Black History Month: West Indian Contribution In WW2 'Beyond Doubt'
During the 2018 interview with BFBS, Allan Wilmot described in frank and honest terms the racism he sometimes encountered.
Allan Charles Wilmot was born in Jamaica in 1925.
After leaving college in 1941, aged 16, he lied about his age to join the Royal Navy.
Mr Wilmot said: "They wanted you and they didn’t ask any questions.
"You are happy that you are serving, you’re helping the British Empire in their hour of need," he added.
Allan served on a minesweeper, HMS Hauken, escorting convoys to the Panama Canal, and picking up survivors from torpedoed ships in the waters around the West Indies.

In 1943, he applied to join the Air Sea Rescue Services of the Royal Air Force.
En-route to England, his troop ship stopped in Virginia, USA, where he encountered segregation for the first time.
"The American authorities realised that there would be a bit of bother there, so they tried their best that we don’t need to go out in the towns or anything," he recalled.
"They had girls being bussed in and parties and all that and everything to keep us in, but a few of us decided to break the rule and go in town.
"These few Jamaicans now went in town and they saw the restaurant, not knowing about the racism, and they went in the restaurant.
"When we came out of the restaurant now, we saw a crowd of Black Americans and we said, 'What happened?'. They said, 'Oh, they’ve never seen any black face get in that restaurant before'.
"But because we were in the British uniform now, the restaurant owner, restaurant people, you know, and the public in general, the white public, accepted us."

During a posting to Southampton, Mr Wilmot and his friends headed to the dance halls of London at weekends, where he said they would dance until "four o’clock in the morning".
He also said he was generally welcomed when going into pubs: "You sit down, the public always accepted us, they said 'Welcome to come and help us'."
However, not all members on the Allied side were so welcoming.
Mr Wilmot explained: "You find two or three white Americans come to the door and look around and see us… they say 'Hey, [racial slur], get over here'.
"Well when you use that word to a Jamaican especially, it’s like you put a red cloth before a bull.
"We go haywire and then the white Americans couldn’t understand how these black fellows are attacking them, because they were not accustomed to that where they come from.
"A black fellow where they come from wouldn’t even dare look at them, much more to be fighting them and after they realised that these black fellows in British uniform are different altogether."
With their motto 'The Sea Shall Not Have Them', Mr Wilmot's rescue boat would race across the waves locating downed aircrew desperate to be saved.
He said: "As far as you are concerned, and you are managing the sea, you don’t know where he is from, whether he is Australian, New Zealand, or English or Canadian, you just pick him up.

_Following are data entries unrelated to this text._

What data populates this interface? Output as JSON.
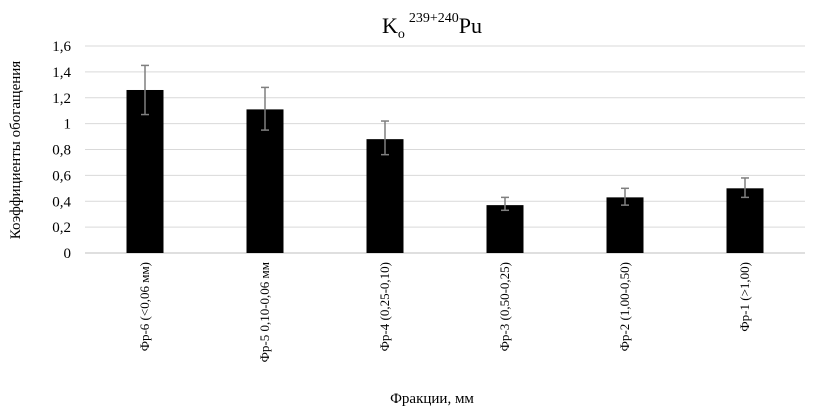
{
  "chart_data": {
    "type": "bar",
    "title": {
      "main": "K",
      "sub": "o",
      "sup": "239+240",
      "tail": "Pu"
    },
    "xlabel": "Фракции, мм",
    "ylabel": "Коэффициенты обогащения",
    "categories": [
      "Фр-6 (<0,06 мм)",
      "Фр-5 0,10-0,06 мм",
      "Фр-4 (0,25-0,10)",
      "Фр-3 (0,50-0,25)",
      "Фр-2 (1,00-0,50)",
      "Фр-1 (>1,00)"
    ],
    "values": [
      1.26,
      1.11,
      0.88,
      0.37,
      0.43,
      0.5
    ],
    "error_low": [
      1.07,
      0.95,
      0.76,
      0.33,
      0.37,
      0.43
    ],
    "error_high": [
      1.45,
      1.28,
      1.02,
      0.43,
      0.5,
      0.58
    ],
    "ylim": [
      0,
      1.6
    ],
    "yticks": [
      0,
      0.2,
      0.4,
      0.6,
      0.8,
      1,
      1.2,
      1.4,
      1.6
    ],
    "ytick_labels": [
      "0",
      "0,2",
      "0,4",
      "0,6",
      "0,8",
      "1",
      "1,2",
      "1,4",
      "1,6"
    ],
    "grid": true,
    "bar_color": "#000000",
    "grid_color": "#d9d9d9",
    "error_color": "#7f7f7f"
  }
}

"On one occasion, we picked up some German fliers and you know when you hand them the net on the side, and when they came and they looked up and saw the black faces, they stopped for a while.

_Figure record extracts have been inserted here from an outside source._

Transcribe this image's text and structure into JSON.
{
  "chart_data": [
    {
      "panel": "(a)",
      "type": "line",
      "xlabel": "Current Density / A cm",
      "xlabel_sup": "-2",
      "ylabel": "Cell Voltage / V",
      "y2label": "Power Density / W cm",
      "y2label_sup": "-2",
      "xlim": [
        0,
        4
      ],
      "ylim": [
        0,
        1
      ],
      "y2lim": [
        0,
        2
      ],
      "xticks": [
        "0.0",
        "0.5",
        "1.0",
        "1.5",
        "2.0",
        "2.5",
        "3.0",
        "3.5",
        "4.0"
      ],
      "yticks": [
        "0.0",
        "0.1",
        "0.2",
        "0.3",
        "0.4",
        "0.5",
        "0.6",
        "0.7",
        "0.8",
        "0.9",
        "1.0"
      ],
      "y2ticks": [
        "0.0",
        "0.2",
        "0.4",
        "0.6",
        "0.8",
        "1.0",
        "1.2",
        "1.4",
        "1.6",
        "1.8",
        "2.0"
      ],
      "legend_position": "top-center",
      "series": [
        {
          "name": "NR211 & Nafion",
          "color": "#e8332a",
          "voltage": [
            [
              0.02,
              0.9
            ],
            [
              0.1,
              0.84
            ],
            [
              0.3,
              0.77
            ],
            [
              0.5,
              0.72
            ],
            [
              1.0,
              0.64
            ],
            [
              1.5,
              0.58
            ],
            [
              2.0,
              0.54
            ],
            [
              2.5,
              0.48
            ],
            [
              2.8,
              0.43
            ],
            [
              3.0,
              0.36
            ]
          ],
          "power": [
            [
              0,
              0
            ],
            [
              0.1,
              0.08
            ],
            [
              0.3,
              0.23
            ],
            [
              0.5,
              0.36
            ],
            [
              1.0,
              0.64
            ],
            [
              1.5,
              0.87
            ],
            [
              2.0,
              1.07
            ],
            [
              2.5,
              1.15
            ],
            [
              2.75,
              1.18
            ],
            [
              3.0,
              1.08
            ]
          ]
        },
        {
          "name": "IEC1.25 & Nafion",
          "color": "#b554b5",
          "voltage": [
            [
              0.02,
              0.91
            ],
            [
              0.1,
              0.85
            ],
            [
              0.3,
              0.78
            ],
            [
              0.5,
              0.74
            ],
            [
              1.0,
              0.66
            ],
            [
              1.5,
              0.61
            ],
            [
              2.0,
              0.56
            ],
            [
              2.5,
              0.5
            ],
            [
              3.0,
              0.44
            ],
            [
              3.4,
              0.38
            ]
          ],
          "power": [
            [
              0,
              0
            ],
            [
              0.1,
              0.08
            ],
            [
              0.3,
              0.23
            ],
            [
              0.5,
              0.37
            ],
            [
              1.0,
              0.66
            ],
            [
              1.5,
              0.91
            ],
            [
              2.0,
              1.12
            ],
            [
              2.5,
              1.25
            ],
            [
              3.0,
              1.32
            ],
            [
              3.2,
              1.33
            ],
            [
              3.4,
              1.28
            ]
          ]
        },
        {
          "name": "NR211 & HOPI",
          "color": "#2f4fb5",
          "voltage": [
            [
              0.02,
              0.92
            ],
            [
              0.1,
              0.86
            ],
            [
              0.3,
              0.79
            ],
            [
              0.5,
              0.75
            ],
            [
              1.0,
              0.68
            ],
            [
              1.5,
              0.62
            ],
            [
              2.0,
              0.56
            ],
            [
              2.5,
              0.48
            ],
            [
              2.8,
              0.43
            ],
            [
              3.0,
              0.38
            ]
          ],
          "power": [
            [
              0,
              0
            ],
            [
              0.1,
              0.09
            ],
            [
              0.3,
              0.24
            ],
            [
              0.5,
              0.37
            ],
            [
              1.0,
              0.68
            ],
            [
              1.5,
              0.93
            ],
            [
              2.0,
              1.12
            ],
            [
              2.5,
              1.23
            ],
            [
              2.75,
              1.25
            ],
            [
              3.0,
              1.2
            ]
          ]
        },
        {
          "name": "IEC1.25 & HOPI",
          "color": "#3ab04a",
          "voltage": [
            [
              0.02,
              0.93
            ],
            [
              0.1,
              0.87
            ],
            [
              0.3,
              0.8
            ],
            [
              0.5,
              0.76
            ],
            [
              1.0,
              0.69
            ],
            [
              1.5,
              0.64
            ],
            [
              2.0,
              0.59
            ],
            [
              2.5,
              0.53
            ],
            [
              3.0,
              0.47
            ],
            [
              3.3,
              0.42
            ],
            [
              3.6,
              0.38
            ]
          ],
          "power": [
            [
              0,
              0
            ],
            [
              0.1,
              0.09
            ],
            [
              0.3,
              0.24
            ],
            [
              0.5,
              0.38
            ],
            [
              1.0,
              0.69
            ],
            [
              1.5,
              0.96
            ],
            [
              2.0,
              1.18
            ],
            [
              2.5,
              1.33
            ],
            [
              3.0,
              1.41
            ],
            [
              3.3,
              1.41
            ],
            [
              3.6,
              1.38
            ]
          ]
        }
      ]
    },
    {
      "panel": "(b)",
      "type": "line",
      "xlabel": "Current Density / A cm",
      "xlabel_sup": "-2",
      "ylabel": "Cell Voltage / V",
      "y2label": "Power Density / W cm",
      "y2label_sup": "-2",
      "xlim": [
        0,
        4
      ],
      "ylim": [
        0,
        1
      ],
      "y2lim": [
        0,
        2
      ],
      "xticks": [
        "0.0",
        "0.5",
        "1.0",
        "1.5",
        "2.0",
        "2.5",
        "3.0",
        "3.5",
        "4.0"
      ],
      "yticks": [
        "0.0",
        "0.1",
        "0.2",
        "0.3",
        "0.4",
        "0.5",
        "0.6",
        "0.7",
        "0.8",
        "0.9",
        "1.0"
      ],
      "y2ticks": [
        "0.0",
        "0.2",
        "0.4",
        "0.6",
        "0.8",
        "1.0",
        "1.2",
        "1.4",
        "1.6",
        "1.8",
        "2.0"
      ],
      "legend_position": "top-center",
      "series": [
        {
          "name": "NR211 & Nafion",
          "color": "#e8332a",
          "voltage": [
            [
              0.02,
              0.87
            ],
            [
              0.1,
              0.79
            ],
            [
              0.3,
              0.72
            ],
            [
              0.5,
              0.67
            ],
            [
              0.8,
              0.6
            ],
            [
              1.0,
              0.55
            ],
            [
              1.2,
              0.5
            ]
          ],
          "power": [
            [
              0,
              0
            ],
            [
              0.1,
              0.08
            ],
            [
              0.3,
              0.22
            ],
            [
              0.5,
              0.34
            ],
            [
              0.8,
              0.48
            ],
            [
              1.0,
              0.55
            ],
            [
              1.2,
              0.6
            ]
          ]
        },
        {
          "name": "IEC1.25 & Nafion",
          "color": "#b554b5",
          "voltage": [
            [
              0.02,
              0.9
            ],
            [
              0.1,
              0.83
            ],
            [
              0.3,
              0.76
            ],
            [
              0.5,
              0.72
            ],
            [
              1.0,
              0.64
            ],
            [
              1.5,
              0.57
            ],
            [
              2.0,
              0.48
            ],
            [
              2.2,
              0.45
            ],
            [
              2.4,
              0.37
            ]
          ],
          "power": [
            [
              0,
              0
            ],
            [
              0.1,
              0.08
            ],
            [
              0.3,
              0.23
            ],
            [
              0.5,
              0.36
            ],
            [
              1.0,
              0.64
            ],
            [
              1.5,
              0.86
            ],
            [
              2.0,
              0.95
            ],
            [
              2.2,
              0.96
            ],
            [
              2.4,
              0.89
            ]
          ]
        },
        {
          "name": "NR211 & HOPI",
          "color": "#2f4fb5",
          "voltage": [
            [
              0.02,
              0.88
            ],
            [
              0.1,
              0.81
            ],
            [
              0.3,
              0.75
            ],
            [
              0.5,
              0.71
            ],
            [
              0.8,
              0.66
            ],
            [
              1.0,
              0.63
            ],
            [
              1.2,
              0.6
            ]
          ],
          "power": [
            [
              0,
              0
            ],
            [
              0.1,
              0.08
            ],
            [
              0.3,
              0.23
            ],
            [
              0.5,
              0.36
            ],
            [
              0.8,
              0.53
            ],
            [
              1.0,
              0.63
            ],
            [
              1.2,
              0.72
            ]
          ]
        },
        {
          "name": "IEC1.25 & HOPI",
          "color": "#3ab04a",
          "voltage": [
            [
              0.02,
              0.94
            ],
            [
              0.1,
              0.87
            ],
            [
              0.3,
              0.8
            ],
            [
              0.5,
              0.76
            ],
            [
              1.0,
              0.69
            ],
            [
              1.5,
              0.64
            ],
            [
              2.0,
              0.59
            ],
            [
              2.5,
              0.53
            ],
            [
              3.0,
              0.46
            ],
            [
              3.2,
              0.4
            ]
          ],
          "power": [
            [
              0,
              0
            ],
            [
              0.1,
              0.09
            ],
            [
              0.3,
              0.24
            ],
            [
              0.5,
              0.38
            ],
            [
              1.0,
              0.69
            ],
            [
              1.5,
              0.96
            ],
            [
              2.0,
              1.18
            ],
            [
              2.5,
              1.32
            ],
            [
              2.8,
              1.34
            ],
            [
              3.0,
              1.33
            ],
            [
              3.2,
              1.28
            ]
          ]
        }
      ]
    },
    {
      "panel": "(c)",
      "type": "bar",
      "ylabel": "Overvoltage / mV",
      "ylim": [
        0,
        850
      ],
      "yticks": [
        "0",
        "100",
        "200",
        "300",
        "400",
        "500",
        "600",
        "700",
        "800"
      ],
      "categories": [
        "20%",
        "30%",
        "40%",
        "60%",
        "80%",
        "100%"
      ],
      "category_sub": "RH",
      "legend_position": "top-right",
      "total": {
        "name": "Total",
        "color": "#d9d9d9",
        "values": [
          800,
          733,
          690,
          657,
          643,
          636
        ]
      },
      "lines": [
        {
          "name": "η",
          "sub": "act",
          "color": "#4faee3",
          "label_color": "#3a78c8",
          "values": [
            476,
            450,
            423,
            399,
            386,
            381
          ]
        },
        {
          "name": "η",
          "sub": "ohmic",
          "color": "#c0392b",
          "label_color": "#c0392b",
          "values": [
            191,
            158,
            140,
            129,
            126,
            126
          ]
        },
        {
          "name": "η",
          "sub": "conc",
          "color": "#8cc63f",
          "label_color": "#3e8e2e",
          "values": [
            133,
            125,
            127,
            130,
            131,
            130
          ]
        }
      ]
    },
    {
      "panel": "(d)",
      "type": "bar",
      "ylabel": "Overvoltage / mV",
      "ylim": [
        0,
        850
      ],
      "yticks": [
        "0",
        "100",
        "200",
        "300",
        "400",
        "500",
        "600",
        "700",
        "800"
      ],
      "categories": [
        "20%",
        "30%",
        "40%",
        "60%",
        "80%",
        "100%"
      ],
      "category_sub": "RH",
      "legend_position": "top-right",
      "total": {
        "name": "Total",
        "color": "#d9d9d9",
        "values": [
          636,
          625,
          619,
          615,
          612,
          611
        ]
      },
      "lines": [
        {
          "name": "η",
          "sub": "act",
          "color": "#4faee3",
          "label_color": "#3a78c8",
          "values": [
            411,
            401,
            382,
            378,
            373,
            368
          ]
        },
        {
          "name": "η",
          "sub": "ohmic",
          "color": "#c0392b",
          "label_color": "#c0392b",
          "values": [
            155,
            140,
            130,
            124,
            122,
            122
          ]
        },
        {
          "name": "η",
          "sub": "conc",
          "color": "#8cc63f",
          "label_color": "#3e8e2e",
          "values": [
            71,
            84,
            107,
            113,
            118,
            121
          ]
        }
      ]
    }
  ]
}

"They couldn’t believe it that we were going to save their lives. Anyway, quickly they started smiling, happy that they were still alive."
After the war, Allan went back home to Jamaica in 1946. But he soon realised the government hadn't prepared for returning war veterans and there was a lack of jobs.

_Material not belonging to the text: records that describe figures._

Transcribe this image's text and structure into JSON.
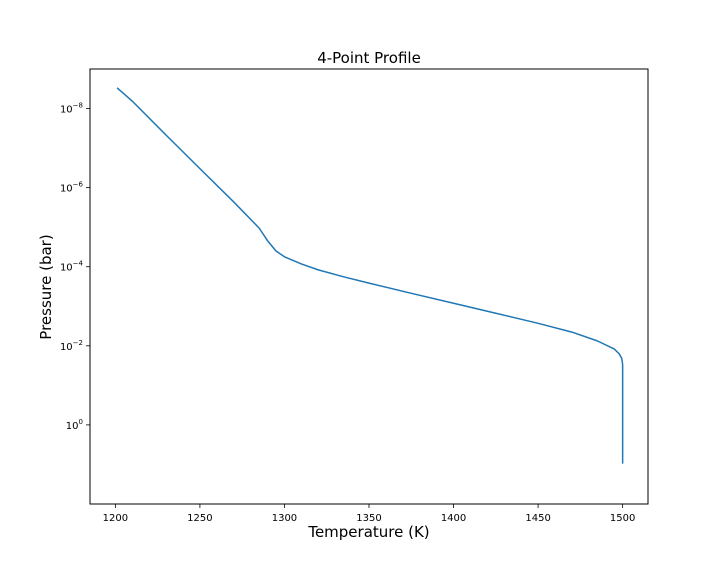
{
  "chart_data": {
    "type": "line",
    "title": "4-Point Profile",
    "xlabel": "Temperature (K)",
    "ylabel": "Pressure (bar)",
    "xlim": [
      1185,
      1515
    ],
    "ylim": [
      100,
      1e-09
    ],
    "y_scale": "log",
    "y_inverted": true,
    "grid": false,
    "colors": {
      "line": "#1f77b4",
      "axes": "#000000"
    },
    "x_ticks": [
      {
        "value": 1200,
        "label": "1200"
      },
      {
        "value": 1250,
        "label": "1250"
      },
      {
        "value": 1300,
        "label": "1300"
      },
      {
        "value": 1350,
        "label": "1350"
      },
      {
        "value": 1400,
        "label": "1400"
      },
      {
        "value": 1450,
        "label": "1450"
      },
      {
        "value": 1500,
        "label": "1500"
      }
    ],
    "y_ticks": [
      {
        "value": 1e-08,
        "base": "10",
        "exp": "−8"
      },
      {
        "value": 1e-06,
        "base": "10",
        "exp": "−6"
      },
      {
        "value": 0.0001,
        "base": "10",
        "exp": "−4"
      },
      {
        "value": 0.01,
        "base": "10",
        "exp": "−2"
      },
      {
        "value": 1,
        "base": "10",
        "exp": "0"
      }
    ],
    "series": [
      {
        "x": [
          1201,
          1210,
          1230,
          1250,
          1270,
          1285,
          1290,
          1295,
          1300,
          1310,
          1320,
          1335,
          1350,
          1375,
          1400,
          1425,
          1450,
          1470,
          1485,
          1495,
          1498,
          1499.5,
          1500,
          1500
        ],
        "y": [
          3e-09,
          6.5e-09,
          4.7e-08,
          3.3e-07,
          2.3e-06,
          1.05e-05,
          2.2e-05,
          4e-05,
          5.6e-05,
          8.5e-05,
          0.00012,
          0.00018,
          0.00026,
          0.00047,
          0.00084,
          0.0015,
          0.0027,
          0.0045,
          0.0075,
          0.012,
          0.016,
          0.021,
          0.03,
          9.5
        ]
      }
    ]
  }
}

Allan took the opportunity to come back England at a time when Britain was desperate for help to rebuild the country after the devastation caused by the war.
He said he was disappointed, however, to discover the mood had changed.
"You helped us in the war, the war's over, what have you come back for," he says, remembering his experience of the general mood in post-war Britain.
Allan has become a leading member of the West Indian Ex-Services Association, where he has been highlighting the contributions made by black servicemen and women during the Second World War.
"It is beyond doubt the help that we gave," he said.